How To Prevent And Treat Portal Hypertension
Endoscopic Therapy

If the patient has variceal bleeding, which occurs in the esophagus, endoscopic therapy intervention is usually done first. One procedure involves banding blood vessels to stop the bleeding and get rid of the varices. Banding the blood vessels that are bulging will cut off the blood flow and will create a small ulceration, which will heal quickly. This is a safe procedure for the esophagus because it does not cause any damage. If the banding does not work, the doctor may try sclerotherapy, which involves injecting a blood-clotting solution where the varices are bleeding to stop the bleeding. This solution can be injected directly into the varices, creating a clot, or right next to the varices. This will cause a bulging effect that will cut off the blood flow. Both methods have the chance of being needed more than one time. New varices may present themselves, and the process may need to be repeated.
Radiology Procedures

Two radiology procedures can be attempted if portal hypertension is diagnosed. The first is transjugular intrahepatic portosystemic shunt (TIPS), and involves placing a shunt into the middle of the liver. There is a tunnel made through the liver connecting the portal vein to the hepatic veins using the shunts to keep it open. This means all the blood that normally goes through the entire liver now only goes through part of the liver, because the rest may be damaged. The result of this can be that there is a buildup of toxins, which can affect the brain. Usually, medicines are used in conjunction with this procedure to help the body get rid of the excess toxins. If the medicines are not used after the TIPS procedure, toxins can build up, especially in the brain. These toxins can cause confusion, hepatic encephalopathy, and even death.

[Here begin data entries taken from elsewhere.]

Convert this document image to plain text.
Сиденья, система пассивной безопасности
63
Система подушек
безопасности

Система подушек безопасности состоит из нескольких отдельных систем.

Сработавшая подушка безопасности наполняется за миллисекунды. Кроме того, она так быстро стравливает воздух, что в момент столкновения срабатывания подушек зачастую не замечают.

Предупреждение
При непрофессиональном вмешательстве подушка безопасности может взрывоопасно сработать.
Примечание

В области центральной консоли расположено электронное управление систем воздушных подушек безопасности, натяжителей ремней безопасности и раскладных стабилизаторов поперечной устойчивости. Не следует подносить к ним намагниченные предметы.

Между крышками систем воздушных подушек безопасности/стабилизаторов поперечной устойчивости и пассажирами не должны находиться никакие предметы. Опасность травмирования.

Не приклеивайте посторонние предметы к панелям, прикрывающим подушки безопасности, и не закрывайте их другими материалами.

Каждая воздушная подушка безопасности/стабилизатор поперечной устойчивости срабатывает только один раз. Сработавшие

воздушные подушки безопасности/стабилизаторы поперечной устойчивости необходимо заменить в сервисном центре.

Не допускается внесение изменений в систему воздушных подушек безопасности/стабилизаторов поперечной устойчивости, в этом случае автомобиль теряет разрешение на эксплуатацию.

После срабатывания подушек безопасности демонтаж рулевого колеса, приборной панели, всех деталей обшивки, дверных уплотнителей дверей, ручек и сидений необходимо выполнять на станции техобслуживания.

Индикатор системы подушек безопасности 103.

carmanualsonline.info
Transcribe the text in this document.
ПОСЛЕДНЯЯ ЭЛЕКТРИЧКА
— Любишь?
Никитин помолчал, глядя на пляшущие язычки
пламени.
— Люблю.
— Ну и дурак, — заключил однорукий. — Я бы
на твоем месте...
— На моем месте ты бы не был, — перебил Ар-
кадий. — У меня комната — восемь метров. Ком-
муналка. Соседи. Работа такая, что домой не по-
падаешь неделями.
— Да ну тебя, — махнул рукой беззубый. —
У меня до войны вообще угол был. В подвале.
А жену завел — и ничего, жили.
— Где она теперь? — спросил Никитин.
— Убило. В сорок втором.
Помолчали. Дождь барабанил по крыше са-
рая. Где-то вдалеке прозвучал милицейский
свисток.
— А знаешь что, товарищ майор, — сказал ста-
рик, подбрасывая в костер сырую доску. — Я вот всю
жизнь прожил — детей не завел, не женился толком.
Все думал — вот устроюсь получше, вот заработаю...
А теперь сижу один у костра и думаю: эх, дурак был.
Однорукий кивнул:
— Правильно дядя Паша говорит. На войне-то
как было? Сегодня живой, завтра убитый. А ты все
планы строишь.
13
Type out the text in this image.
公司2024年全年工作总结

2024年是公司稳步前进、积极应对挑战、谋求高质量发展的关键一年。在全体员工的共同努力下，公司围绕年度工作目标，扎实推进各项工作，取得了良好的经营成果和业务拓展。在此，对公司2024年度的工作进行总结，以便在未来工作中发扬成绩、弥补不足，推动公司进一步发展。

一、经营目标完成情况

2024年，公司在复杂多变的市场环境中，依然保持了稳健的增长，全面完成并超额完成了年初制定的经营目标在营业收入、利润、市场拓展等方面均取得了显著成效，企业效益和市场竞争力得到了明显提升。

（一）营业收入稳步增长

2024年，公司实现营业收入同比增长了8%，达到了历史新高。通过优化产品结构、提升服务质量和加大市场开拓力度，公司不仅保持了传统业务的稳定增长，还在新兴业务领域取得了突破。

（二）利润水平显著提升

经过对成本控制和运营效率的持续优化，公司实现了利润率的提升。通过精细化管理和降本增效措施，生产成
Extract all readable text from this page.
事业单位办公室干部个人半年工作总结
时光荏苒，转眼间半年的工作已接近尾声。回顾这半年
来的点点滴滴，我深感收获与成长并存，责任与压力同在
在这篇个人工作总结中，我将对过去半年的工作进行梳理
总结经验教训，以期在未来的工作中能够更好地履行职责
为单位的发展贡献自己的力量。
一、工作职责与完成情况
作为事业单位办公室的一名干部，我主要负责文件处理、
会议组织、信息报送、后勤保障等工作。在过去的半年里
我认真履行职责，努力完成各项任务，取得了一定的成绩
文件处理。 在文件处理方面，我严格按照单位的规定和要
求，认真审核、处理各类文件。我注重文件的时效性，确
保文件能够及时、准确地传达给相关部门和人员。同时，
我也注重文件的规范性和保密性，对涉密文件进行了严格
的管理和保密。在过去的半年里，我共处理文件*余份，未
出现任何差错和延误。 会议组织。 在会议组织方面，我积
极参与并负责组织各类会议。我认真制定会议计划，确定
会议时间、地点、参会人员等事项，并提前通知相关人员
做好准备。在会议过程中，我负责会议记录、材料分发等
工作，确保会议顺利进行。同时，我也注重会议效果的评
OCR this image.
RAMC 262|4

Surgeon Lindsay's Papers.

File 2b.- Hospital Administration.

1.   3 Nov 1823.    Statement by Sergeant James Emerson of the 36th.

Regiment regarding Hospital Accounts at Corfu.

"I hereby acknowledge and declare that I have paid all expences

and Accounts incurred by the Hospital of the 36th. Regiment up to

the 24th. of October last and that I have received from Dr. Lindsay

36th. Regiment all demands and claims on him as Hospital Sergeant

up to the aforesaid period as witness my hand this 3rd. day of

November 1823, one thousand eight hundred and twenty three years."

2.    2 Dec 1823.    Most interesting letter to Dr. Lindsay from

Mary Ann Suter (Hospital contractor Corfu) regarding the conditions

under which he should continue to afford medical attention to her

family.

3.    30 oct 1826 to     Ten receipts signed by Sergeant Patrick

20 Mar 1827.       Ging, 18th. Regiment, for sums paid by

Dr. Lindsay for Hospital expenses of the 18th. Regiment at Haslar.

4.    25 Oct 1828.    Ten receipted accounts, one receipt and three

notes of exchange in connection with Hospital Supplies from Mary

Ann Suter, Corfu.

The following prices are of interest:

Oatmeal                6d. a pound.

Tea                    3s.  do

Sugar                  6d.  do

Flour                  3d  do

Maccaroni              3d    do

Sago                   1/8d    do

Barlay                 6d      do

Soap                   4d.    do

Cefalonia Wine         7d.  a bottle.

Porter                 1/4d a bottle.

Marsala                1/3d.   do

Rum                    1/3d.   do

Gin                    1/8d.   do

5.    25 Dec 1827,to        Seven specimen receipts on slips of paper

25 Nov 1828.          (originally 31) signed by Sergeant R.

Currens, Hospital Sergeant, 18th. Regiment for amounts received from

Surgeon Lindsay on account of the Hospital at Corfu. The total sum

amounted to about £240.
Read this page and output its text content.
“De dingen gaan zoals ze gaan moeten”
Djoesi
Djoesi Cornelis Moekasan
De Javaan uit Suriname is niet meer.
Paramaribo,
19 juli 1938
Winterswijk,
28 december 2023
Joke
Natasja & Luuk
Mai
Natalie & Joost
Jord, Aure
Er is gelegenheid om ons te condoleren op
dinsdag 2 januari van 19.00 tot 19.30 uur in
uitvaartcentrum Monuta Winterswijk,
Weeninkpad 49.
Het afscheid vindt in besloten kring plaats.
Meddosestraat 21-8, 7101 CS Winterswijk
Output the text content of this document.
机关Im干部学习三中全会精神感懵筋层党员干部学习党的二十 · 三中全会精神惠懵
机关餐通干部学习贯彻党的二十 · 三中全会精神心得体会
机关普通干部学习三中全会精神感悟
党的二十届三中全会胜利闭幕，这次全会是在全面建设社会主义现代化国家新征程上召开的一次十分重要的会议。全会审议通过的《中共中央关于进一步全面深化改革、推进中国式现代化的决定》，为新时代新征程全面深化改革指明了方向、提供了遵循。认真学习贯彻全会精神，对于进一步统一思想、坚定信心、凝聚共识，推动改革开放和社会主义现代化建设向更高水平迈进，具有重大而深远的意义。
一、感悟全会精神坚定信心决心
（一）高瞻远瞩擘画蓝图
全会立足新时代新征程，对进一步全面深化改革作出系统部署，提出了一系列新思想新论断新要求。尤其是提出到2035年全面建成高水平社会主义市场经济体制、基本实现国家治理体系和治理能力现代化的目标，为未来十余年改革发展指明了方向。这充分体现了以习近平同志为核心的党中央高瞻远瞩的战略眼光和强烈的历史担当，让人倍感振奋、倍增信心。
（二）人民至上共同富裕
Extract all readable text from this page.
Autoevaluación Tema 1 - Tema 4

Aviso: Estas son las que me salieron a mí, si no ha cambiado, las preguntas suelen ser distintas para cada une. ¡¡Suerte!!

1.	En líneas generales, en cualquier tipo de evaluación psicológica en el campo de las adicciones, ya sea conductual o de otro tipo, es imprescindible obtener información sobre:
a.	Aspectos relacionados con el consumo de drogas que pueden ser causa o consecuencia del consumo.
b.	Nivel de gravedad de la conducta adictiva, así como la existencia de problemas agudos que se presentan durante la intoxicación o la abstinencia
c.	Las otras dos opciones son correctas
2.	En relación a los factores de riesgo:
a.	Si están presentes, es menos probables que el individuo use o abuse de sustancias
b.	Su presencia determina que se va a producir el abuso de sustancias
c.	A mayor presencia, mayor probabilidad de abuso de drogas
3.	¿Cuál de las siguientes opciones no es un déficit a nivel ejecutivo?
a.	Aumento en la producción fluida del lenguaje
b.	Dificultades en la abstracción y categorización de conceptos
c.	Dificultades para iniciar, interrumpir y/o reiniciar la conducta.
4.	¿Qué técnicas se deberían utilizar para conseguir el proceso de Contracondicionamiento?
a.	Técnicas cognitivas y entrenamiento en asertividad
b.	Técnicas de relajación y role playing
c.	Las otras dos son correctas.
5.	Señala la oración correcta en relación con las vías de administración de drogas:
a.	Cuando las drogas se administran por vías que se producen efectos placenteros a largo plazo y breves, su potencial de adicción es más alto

Another radiological procedure that can be done is called distal splenorenal shunt (DSRS). During this process, the spleen’s vein is connected to the left kidney. This procedure reroutes the splenic vein without taking blood away from the liver. The purpose is to reduce the pressure of the varies in the stomach and esophagus, thus reducing the bleeding. These procedures do not require open surgery, and are done using interventional radiologists. Image guidance is used to complete the procedure. After they are performed, the patient can generally go home the next day.